Misericordia
quiero, y no sacrificios – Mt 9,13 – dice el Señor. Y, precisamente, de eso se
trata. Ahora, es verdad y necesario que primero está nuestro encuentro y
contacto con Dios, para luego tener la fortaleza y la compasión de ser
misericordiosos.
La realidad es que
nos cuesta ser compasivos. En realidad lo somos porque en nuestros corazones
está plantada la semilla del amor misericordioso y compasivo. Recordemos que
hemos sido creados a imagen y semejanza de Dios. Por tanto, algo de Él
tendremos, y lo característico de Dios es el Amor y la Misericordia. Dios,
nuestro Padre, es infinitamente misericordioso y compasivo.
Sin embargo,
nuestro corazón contiene también cizaña – malas hierbas – causadas por el
pecado, y eso nos inclina al mal. Somos egoístas, vengativos, y ambiciosos. Y
nos cuesta mucho dar y darnos. Siempre buscamos recompensas y recibir algo a
cambio que recompense nuestro esfuerzo y el darnos. Y eso nos lleva a poner
límites a nuestras acciones. Es evidente que necesitamos la oración, el
contacto con el Señor, nuestro Dios, para, como Jesús, el Hijo de Dios, actuar
como Él nos ha enseñado con su Vida y Palabra.

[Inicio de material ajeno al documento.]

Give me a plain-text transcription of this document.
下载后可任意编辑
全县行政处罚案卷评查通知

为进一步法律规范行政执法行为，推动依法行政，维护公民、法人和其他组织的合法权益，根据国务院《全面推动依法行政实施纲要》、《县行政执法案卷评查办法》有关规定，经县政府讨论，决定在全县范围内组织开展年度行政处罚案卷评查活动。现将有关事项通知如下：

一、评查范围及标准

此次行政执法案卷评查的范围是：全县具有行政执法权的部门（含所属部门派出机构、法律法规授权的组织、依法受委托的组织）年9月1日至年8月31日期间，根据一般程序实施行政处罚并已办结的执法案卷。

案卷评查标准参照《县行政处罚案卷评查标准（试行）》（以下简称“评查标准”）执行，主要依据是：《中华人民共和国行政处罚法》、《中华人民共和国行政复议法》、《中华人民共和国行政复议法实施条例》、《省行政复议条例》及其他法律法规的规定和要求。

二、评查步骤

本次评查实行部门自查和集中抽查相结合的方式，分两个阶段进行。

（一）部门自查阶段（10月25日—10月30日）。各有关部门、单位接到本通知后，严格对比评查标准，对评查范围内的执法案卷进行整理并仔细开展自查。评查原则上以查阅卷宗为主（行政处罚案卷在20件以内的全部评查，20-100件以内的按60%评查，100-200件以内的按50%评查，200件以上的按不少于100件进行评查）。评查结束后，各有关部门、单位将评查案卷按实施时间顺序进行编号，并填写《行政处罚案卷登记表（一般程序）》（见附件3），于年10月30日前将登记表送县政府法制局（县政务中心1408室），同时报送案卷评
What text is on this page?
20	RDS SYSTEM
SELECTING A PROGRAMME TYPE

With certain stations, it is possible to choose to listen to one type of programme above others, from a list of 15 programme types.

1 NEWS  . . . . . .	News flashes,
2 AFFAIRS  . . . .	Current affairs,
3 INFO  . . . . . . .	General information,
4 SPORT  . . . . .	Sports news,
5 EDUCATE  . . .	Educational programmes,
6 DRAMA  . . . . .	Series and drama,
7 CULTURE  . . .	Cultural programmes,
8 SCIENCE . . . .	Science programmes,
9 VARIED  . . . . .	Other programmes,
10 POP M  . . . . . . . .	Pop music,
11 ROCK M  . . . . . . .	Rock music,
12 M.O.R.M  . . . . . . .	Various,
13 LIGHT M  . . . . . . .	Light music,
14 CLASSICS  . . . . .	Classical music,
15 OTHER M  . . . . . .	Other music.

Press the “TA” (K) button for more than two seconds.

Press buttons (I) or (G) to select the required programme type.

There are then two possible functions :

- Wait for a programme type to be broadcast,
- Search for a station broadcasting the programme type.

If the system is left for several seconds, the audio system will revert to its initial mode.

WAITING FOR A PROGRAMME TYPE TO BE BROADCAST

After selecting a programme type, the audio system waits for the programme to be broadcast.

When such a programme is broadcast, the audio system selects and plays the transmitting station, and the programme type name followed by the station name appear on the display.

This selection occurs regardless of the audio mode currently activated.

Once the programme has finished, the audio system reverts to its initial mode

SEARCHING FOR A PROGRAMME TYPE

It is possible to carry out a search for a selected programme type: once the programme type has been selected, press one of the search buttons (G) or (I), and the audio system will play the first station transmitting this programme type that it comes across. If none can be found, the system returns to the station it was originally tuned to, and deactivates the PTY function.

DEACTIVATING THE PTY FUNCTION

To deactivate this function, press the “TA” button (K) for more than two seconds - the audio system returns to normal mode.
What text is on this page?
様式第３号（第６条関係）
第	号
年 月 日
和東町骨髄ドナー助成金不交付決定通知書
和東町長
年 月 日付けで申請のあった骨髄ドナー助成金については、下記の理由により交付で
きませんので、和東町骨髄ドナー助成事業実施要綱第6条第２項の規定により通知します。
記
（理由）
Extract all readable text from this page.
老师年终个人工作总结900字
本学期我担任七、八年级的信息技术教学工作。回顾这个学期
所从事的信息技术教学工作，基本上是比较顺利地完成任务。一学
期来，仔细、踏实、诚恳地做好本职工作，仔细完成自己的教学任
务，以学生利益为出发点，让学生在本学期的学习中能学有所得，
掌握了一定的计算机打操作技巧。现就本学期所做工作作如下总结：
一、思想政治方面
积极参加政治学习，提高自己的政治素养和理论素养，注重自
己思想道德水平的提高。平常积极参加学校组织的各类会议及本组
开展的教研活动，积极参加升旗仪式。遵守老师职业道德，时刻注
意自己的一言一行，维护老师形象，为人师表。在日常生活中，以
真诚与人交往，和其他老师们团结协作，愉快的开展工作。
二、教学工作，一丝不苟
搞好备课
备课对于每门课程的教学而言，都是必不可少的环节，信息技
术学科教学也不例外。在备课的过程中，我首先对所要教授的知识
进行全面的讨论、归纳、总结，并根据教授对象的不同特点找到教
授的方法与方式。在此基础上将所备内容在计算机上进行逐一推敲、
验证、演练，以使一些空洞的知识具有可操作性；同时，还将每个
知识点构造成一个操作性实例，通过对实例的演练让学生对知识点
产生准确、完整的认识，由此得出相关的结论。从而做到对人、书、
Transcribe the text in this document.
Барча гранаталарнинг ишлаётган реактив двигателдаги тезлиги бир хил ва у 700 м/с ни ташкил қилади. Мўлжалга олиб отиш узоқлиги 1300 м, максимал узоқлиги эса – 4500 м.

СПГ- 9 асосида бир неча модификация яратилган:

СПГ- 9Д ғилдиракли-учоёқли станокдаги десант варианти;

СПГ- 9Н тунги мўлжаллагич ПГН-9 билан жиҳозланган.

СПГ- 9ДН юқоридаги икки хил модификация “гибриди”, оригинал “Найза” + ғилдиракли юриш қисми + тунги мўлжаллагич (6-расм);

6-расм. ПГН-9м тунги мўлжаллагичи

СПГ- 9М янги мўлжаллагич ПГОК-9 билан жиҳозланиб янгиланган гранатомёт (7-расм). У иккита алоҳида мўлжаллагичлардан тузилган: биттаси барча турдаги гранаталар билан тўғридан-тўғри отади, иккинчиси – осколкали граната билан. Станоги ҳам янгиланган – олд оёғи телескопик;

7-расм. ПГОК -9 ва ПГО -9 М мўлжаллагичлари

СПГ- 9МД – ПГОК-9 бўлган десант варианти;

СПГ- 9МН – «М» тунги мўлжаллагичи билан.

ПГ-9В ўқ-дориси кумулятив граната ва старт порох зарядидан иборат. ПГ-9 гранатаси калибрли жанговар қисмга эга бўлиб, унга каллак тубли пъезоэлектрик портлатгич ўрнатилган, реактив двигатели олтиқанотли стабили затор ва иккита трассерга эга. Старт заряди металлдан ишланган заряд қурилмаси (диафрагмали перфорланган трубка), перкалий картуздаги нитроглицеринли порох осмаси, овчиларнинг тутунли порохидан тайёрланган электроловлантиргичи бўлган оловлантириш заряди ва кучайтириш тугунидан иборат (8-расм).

Nuestros corazones deben ser dados a la misericordia y compasión como la de aquel samaritano. Dispuestos a darnos gratuitamente por hacer el bien, por importarnos lo que otros sufren y por ayudar en lo posible al necesitado. Pero, ¡cuidado!, como dijo Pablo, cuidado con aquellos que astutamente buscan vivir de las apariencias y engaños (Tesalonicenses 3, 10-11).